Intervista a Maura Morelli, Presidente della Cooperativa Il Pino. ‘Gare al massimo ribasso: le cooperative sociali contano poco’

[26 aprile 2016]

Le gare al massimo ribasso, anche se riservate alle cooperative sociali, sono un uno strumento che lede alla dignità delle persone che, attraverso questi bandi, potrebbero essere inserite nel mondo del lavoro”. È questo il punto di partenza sulla base del quale Maura Morelli, Presidente della Cooperativa Sociale Il Pino di Alfonsine, riflette in questa intervista sul rapporto tra enti e cooperative sociali.

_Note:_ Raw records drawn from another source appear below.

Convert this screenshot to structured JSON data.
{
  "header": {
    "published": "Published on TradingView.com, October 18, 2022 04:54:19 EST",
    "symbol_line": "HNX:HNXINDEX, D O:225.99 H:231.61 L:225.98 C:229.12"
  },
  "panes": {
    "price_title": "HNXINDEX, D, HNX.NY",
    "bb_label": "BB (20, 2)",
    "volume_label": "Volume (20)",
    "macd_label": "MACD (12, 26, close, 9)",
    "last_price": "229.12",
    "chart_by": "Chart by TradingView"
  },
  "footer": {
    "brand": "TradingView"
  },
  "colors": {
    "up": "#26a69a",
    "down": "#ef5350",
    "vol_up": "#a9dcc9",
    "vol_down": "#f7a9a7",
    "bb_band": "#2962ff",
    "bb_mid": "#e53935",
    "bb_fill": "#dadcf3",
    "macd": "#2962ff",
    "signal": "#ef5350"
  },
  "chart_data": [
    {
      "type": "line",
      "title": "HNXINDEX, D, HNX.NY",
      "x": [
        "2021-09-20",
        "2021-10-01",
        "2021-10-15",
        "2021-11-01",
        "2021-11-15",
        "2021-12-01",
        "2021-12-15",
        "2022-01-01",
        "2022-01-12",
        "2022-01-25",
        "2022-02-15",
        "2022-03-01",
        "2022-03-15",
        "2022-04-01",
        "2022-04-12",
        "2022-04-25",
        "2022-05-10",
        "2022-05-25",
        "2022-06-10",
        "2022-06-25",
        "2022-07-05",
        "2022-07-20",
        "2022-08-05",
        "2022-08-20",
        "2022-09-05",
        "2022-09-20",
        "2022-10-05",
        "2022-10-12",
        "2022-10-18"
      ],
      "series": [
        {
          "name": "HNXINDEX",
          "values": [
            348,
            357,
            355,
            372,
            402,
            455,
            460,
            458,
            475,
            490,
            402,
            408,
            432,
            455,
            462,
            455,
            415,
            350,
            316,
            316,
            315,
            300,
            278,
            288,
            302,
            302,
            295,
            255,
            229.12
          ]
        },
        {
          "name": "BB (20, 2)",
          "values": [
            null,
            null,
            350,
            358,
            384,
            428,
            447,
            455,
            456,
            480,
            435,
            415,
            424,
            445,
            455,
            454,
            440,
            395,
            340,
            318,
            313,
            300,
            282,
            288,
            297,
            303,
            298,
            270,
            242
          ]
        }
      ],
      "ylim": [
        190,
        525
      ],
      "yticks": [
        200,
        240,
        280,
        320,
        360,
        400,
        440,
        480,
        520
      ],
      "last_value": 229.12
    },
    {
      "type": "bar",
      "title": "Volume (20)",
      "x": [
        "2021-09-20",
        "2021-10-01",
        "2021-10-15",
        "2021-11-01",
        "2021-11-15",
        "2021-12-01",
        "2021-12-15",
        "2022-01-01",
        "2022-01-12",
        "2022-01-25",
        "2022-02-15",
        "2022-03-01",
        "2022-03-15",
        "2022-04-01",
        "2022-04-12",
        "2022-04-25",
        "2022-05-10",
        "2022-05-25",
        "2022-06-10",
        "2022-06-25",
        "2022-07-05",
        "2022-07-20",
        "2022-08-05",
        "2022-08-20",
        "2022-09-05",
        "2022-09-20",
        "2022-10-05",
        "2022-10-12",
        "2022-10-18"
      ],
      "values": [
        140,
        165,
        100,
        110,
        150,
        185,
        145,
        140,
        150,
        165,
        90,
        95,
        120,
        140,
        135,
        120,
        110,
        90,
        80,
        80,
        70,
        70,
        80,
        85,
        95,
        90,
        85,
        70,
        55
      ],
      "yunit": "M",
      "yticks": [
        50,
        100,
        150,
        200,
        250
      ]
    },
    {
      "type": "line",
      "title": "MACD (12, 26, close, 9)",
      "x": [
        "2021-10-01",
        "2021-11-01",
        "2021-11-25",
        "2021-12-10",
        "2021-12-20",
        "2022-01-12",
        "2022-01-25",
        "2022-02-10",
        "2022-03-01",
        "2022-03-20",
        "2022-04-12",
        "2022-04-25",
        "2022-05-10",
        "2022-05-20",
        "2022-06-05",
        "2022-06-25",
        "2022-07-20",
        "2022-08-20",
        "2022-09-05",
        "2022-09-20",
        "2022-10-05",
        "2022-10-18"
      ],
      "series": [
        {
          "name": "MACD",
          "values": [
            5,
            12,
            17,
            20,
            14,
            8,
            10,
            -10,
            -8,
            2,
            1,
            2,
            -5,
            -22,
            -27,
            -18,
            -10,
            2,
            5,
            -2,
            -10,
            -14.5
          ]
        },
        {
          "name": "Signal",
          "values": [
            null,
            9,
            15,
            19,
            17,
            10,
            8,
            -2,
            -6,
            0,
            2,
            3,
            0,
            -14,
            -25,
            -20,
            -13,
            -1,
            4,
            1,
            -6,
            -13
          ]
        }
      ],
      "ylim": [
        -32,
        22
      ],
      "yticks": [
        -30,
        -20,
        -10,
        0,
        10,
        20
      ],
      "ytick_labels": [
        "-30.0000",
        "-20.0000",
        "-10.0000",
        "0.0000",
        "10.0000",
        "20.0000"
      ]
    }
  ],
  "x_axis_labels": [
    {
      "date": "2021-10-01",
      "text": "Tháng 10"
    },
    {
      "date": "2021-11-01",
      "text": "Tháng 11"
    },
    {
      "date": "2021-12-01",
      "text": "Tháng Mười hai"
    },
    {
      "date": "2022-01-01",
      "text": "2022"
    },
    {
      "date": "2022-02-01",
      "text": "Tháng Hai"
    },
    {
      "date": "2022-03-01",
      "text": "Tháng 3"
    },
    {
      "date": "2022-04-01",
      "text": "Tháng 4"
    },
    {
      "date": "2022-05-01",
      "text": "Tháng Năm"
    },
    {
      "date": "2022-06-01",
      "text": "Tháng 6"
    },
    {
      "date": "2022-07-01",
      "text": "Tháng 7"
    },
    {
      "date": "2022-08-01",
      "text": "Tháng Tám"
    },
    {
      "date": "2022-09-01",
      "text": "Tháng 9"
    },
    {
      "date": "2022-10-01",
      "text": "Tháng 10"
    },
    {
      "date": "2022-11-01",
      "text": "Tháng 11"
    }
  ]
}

Maura Morelli, facciamo un passo indietro: qual è il rapporto attuale tra pubblica amministrazione e cooperazione sociale, secondo lei?

Dopo oltre vent’anni di lavoro nella cooperazione sociale, mi sembra evidente che non siamo stati capaci di incidere nel tessuto sociale che ci cirdonda, né di costruire una reale consapevolezza rispetto al valore aggiunto che le cooperative sociali hanno. Tutte le amministrazioni pubbliche, infatti, confermano la loro solidarietà verso le cooperative sociali ma ora, in questo momento nel quale si renderebbe più necessario la loro incisività nelle scelte politiche verso queste realtà, abbiamo purtroppo dovuto constatare che questo ‘salto culturale’ non è stato fatto.

In che senso?

Non si ha la minima idea di cosa sia una cooperativa sociale, di cosa faccia, di cosa abbia bisogno. Esiste solo la necessità da parte del pubblico di risparmiare, e le esternalizzazioni vengono così affidate a gare al massimo ribasso. Ma così facendo, che valore diamo alla dignità lavorativa di persone diversamente abili? Che valore diamo alla conquista della loro autonomia? La cooperazione sociale non è la linea a basso costo di un supermercato.

Qual è lo scenario che state vivendo rispetto alle gare?

Le pubbliche amministrazioni pubblicano bandi di gara, anche se sempre di meno, riservati alle cooperative sociali di tipo B, ma poi aggiungono come unico criterio di assegnaizone il ‘massimo ribasso’. Ma questo non è sufficiente se realmente si vuole aiutare lo sviluppo delle vere cooperative sociali.

Non sono sufficienti quindi le ‘gare riservate’?

No, purtroppo: ci siamo resi conto che troppo facilmente si ottiene il titolo di cooperativa sociale di tipo B. E che questo significa poi scontrarsi con realtà nelle quali non riscontriamo ne’ inserimento lavorativo, ne’ mutualità prevalente.

Torniamo sul tema del massimo ribasso: in questo modo la PA può fare delle economie e poi investire altrove.

Questo è vero, ma così dimentichiamo che se sono costretta a partecipare ad una gara per vincere la quale devo proporre un ribasso così forte da lavorare in perdita

Tutta colpa della PA?

No, certo. Mi rendo conto, parlando con funzionari e amministratori, che si stanno muovendo in un mondo che non conoscono e che sono “pressati” da norme che variano velocemente, che non sono chiare e spesso mancano di indicazioni sull’applicazione.

Cosa chiedete alla PA?

Non chiediamo affidamenti dirette: ma chiediamo di poter partecipare a gare nelle quali sia possibile mettere in luce il nostro valore aggiunto. Chiediamo di avere la possibilità di presentare il nostro progetto e che si effettuino i controlli sul quello che effettivamente viene dichiarato da tutte le cooperative che partecipano alle gare. Sono ‘vere’ cooperative? L’inserimento lavorativo è reale? Hanno i mezzi per fare il lavoro che dicono di saper fare?

Qual è il vostro obiettivo?

Il nostro obiettivo non è il lavoro, che è in realtà un mezzo; il nostro obiettivo è l’inserimento lavorativo di persone svantaggiate. Quante persone sarebbero a carico dello stato se non potessimo svolgere la nostra funzione di welfare? Quante persone hanno trovato o ritrovato l’orgoglio di essere produttive, di essere parte attiva del mondo produttivo anche se con diversità? Non dobbiamo perdere questo patrimonio. I nostri “ragazzi” non lo meritano.